Since she was a very young child Ursula has trained to be her father’s heir. She knows everything from how to run the castle kitchens to how to defend against attacks from neighboring kingdoms. It is in the latter that she truly excels for Ursula is a warrior at heart. She leads her elite unit called the Hawks on all of the king’s most critical forays and handles all his most crucial military tasks. When she comes home from her latest assignment to find the walls of her home guarded by foreign mercenaries Ursula realizes that she’s been deceiving herself. Her sisters had warned her there was something wrong with her father and now she finally sees it. Once she enters the castle things get worse. Her father has allied himself to a foreign witch who practices the darkest of magics and he quite suddenly has no use for a female heir.
Surprisingly, Ursula’s truest ally at the court turns out to be the mercenary captain, Harlan. Together they set out on a desperate journey that holds the only hope of saving the kingdom. But the trail is one fraught with peril, not least of which is the danger to Ursula’s heart. She wants to let Harlan in, to become the passionate, fiery lover he desires. Yet her heart holds a dark secret she has no intention letting go of. Will she be able to share her hurt with him and finally cauterize the wound that has been paining her for so long? Or is she destined to become a lonely queen on a cold, sterile throne?

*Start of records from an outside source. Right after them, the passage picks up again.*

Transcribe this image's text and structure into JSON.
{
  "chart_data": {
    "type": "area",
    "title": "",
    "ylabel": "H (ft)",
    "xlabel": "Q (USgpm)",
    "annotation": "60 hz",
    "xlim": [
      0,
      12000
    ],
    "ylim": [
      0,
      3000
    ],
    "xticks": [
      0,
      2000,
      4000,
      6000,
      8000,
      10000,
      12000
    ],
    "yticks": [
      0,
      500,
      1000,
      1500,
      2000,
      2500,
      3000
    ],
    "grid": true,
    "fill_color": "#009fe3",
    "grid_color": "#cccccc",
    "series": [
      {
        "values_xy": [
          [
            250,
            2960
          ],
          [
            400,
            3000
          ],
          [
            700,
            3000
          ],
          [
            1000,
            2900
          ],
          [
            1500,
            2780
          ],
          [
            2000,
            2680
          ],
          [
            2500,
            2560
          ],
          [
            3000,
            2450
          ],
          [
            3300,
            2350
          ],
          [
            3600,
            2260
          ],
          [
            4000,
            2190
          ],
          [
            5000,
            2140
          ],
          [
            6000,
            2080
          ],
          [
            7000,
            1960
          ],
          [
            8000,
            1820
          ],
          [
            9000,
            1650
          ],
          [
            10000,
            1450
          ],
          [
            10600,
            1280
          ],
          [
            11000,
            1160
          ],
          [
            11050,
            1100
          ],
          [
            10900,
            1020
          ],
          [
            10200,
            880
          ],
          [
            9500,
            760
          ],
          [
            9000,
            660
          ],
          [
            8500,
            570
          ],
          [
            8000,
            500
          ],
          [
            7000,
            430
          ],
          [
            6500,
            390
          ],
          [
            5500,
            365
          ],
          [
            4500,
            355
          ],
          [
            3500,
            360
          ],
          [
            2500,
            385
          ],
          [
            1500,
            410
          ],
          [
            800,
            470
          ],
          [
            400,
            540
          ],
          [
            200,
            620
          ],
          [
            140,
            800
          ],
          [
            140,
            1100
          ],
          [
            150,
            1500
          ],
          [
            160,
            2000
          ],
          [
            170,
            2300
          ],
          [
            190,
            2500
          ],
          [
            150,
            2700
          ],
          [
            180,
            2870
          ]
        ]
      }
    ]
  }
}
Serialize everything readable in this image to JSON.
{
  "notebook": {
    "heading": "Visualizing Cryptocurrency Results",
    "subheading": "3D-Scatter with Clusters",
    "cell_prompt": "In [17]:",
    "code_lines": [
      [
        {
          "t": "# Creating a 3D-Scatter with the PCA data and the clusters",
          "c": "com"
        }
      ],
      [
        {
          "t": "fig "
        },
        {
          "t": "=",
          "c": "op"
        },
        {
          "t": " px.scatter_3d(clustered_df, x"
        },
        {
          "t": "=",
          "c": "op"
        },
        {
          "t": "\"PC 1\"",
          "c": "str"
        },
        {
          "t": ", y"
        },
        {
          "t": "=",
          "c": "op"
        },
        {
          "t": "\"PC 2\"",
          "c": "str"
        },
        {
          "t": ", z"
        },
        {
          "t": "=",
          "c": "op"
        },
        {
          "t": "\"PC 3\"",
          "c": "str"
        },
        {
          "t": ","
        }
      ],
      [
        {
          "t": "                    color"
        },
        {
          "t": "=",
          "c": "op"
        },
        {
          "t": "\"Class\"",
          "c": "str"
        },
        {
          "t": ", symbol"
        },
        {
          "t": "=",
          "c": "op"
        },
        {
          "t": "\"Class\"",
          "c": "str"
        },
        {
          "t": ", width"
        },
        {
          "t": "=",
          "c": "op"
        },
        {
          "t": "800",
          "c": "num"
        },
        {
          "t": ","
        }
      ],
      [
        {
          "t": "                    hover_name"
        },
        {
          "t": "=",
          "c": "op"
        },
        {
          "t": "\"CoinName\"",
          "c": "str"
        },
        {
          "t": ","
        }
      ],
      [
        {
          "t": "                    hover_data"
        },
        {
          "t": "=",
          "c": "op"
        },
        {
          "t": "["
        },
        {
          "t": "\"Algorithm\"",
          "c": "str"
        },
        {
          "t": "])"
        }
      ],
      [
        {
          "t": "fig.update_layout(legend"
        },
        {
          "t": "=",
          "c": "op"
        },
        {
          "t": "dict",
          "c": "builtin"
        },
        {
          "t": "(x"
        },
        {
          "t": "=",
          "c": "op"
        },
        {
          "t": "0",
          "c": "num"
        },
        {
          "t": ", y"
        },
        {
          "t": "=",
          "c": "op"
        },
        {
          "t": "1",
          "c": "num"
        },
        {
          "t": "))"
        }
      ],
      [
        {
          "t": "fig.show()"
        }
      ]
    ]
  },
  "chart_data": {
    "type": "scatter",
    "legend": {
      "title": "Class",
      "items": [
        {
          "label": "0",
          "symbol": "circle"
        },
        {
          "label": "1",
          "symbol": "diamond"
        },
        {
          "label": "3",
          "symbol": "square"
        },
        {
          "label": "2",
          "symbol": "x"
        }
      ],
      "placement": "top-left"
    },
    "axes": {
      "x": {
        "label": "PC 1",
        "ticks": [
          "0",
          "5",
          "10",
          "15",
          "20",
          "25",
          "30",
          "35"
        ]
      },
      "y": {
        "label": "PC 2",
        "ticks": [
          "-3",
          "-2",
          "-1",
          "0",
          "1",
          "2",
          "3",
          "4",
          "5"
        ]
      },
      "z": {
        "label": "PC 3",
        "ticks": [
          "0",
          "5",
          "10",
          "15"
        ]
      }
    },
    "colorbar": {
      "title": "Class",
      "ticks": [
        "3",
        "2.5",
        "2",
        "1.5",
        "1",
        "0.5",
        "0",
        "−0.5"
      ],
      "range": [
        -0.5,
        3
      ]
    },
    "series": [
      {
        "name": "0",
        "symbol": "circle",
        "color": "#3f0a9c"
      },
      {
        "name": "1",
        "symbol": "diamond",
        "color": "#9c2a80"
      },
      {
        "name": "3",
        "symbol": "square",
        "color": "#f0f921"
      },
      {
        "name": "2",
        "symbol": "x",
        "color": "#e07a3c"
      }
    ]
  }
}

I loved the romance between Ursula and Harlan; it truly is a mating of equals. I also loved the fantasy aspect of the novel. I liked that Ursula is such a strong warrior and great strategist and yet is always open to others’ ideas and always willing to learn and adapt. But her big secret bothered me a great deal and the center portion of the book where she turned into a sort of blubbering marshmallow over it annoyed me. I’m not saying it wasn’t a big deal (it was, it really, really was) but I would have liked to have seen it handled in a way that didn’t involve such a complete meltdown on her part. Her father issues were a tad irritating as well; see him for who he truly is already! But those are minor quibbles, the series overall is wonderful fantasy romance.